Exxon's risk-averse stock-buyback strategy is the new profit model
With gas prices hitting record highs, Exxon Mobil (XOM ) Corp. ought to be drilling like mad and refining more of that black gold, right? As it turns out, the world's largest oil producer thinks it is smarter to use more of its resources to buy back stock. The indirect result: increased pain at the pump for consumers.

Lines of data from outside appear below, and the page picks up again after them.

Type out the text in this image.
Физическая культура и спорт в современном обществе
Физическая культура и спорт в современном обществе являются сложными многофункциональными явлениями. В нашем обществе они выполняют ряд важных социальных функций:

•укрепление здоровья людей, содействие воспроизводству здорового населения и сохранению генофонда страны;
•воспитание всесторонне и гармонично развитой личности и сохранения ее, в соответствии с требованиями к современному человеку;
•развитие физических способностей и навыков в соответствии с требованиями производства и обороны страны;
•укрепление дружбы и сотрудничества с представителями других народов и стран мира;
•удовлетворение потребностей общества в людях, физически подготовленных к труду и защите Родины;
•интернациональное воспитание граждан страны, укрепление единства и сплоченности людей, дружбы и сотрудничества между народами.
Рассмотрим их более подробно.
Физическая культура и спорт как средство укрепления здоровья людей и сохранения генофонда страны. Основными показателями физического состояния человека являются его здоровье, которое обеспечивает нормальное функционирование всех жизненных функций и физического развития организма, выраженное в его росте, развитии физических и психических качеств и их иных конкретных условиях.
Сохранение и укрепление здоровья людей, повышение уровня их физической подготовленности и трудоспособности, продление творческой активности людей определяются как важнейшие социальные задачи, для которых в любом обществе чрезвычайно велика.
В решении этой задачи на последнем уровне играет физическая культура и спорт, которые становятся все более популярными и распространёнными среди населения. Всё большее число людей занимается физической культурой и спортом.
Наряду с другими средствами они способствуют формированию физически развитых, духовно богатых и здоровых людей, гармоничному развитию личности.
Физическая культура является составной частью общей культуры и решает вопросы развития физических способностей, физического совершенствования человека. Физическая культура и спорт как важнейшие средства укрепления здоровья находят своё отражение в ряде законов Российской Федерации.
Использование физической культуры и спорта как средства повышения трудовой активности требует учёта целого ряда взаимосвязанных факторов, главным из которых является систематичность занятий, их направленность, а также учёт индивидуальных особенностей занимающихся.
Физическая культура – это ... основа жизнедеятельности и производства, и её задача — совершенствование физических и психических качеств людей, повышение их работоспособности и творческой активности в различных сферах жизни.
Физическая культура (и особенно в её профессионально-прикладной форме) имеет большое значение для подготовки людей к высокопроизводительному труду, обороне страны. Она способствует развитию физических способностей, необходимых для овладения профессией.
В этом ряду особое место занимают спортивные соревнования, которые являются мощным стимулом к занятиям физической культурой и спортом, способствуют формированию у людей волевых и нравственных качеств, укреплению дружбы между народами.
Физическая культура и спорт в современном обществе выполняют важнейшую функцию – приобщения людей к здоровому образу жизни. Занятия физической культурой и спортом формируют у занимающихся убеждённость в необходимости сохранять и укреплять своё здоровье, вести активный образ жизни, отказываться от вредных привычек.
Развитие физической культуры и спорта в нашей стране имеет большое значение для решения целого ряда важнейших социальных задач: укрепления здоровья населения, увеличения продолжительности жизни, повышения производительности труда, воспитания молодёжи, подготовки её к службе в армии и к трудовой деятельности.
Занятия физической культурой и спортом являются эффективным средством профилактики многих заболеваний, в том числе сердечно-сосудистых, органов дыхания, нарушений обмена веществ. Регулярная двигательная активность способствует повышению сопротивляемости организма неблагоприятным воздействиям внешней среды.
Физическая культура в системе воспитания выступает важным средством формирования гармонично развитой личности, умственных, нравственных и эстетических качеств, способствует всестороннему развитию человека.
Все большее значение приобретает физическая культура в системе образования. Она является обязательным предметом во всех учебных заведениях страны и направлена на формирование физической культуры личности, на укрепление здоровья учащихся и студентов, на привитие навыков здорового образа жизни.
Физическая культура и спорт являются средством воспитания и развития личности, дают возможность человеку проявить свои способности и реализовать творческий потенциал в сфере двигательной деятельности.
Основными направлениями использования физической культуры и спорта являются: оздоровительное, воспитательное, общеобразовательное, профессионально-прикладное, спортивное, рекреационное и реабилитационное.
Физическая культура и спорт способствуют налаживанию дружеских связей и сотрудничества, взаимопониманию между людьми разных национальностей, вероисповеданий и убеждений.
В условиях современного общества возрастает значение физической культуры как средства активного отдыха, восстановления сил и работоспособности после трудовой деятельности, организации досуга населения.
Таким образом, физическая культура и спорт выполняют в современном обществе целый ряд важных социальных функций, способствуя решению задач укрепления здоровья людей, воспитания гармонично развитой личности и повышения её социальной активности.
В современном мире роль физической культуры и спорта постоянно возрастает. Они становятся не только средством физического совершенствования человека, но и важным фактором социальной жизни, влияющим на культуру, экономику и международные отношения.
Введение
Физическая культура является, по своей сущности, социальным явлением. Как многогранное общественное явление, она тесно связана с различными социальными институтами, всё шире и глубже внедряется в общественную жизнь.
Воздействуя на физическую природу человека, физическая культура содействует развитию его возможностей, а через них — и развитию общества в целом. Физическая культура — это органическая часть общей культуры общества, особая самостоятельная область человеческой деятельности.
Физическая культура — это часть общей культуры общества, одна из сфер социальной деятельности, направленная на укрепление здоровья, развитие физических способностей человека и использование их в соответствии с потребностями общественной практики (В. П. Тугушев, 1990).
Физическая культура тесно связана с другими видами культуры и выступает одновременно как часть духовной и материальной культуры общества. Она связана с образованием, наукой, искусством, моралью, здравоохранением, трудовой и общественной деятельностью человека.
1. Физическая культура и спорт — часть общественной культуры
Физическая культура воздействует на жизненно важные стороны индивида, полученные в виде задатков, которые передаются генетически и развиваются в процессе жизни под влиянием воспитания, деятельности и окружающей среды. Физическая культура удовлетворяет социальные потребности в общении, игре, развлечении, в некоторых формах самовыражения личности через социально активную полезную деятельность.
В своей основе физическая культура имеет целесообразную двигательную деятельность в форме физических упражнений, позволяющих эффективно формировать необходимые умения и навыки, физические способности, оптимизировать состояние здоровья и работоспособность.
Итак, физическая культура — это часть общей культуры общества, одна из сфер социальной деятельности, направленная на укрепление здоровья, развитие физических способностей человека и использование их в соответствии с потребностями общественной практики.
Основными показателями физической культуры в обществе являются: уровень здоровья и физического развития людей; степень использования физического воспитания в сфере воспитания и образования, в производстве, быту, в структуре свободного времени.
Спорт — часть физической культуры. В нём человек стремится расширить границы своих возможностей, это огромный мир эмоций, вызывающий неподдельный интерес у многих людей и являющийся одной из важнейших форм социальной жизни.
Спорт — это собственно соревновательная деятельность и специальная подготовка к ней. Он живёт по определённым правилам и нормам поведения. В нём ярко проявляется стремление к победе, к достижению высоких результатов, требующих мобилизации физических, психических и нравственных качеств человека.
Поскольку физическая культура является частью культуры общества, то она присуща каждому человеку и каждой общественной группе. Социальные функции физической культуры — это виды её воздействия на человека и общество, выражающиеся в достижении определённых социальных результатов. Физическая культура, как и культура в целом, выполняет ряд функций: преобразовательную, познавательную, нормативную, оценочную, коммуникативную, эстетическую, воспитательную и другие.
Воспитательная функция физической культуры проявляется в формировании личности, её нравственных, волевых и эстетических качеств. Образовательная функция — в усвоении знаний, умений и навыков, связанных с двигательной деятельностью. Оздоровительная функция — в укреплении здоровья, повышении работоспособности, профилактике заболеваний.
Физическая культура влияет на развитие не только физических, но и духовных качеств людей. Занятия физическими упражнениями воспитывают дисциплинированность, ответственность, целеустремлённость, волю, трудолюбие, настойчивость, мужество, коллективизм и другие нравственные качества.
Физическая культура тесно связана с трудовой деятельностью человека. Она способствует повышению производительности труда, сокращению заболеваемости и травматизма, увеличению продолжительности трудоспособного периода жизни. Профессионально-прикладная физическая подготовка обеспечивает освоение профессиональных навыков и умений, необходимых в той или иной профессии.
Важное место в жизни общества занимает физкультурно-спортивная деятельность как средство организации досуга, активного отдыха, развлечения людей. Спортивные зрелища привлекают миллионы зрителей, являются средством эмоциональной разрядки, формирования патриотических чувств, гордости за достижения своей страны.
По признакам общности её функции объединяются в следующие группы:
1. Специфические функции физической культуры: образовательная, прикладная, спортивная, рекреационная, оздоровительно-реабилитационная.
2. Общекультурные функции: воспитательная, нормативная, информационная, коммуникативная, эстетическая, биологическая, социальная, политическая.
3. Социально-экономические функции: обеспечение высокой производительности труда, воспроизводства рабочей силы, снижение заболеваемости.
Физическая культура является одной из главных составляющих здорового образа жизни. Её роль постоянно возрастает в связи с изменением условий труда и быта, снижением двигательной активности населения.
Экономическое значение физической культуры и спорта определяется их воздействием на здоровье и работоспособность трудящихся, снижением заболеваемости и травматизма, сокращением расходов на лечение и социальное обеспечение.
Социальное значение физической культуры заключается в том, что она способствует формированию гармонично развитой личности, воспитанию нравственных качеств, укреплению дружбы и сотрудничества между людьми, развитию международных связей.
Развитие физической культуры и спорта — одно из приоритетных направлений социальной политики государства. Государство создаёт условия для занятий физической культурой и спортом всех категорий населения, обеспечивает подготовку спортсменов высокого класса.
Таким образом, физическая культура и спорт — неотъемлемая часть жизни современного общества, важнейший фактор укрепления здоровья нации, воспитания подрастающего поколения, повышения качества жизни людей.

It's Big Oil's new formula for making money. Last year, Exxon pumped out $49 billion in operating cash flow on sales of $365 billion. It's the world's most profitable company, but Exxon is plowing a smaller percentage of its spare cash back into the business. Although capital expenditures have risen from $11 billion at the start of the decade to nearly $20 billion, that spending amounts to roughly 40% of cash flow, down from 50% in 2000. Meanwhile, overall production has barely budged since its megamerger in 1999.
Instead, Exxon is bingeing on buybacks to help boost profits, which also benefit from higher commodity prices. Repurchases have been part of Exxon's strategy for decades, but they've exploded in recent years. Exxon spent 60%, or $29 billion, of its cash flow on repurchases in 2006, more than any other company in the Standard & Poor's 500-stock index and a tenfold increase since 2000. The company has retired 16% of shares in the past five years, adding an estimated 88 cents to earnings of $6.68 per share. With Exxon's stock handily beating the market and peers with a 15% annual return over the past decade, others in the oil patch are catching on to the strategy. "They don't need to grow production in order to generate shareholder returns," says energy consultant Richard Gordon.
Exxon takes pride in its fiscal restraint. At a three-hour-long meeting with Wall Street analysts in March, top brass used the word "discipline" no fewer than 29 times. In Exxon parlance, that refers to a sharp focus on returns. It means not chasing marginally profitable oil wells, not pouring money into costly new refineries, and not staffing up aggressively. Exxon employs 82,000 people, 10,000 fewer than in 2002. "Our business model," Chairman and CEO Rex W. Tillerson told analysts, "begins with discipline."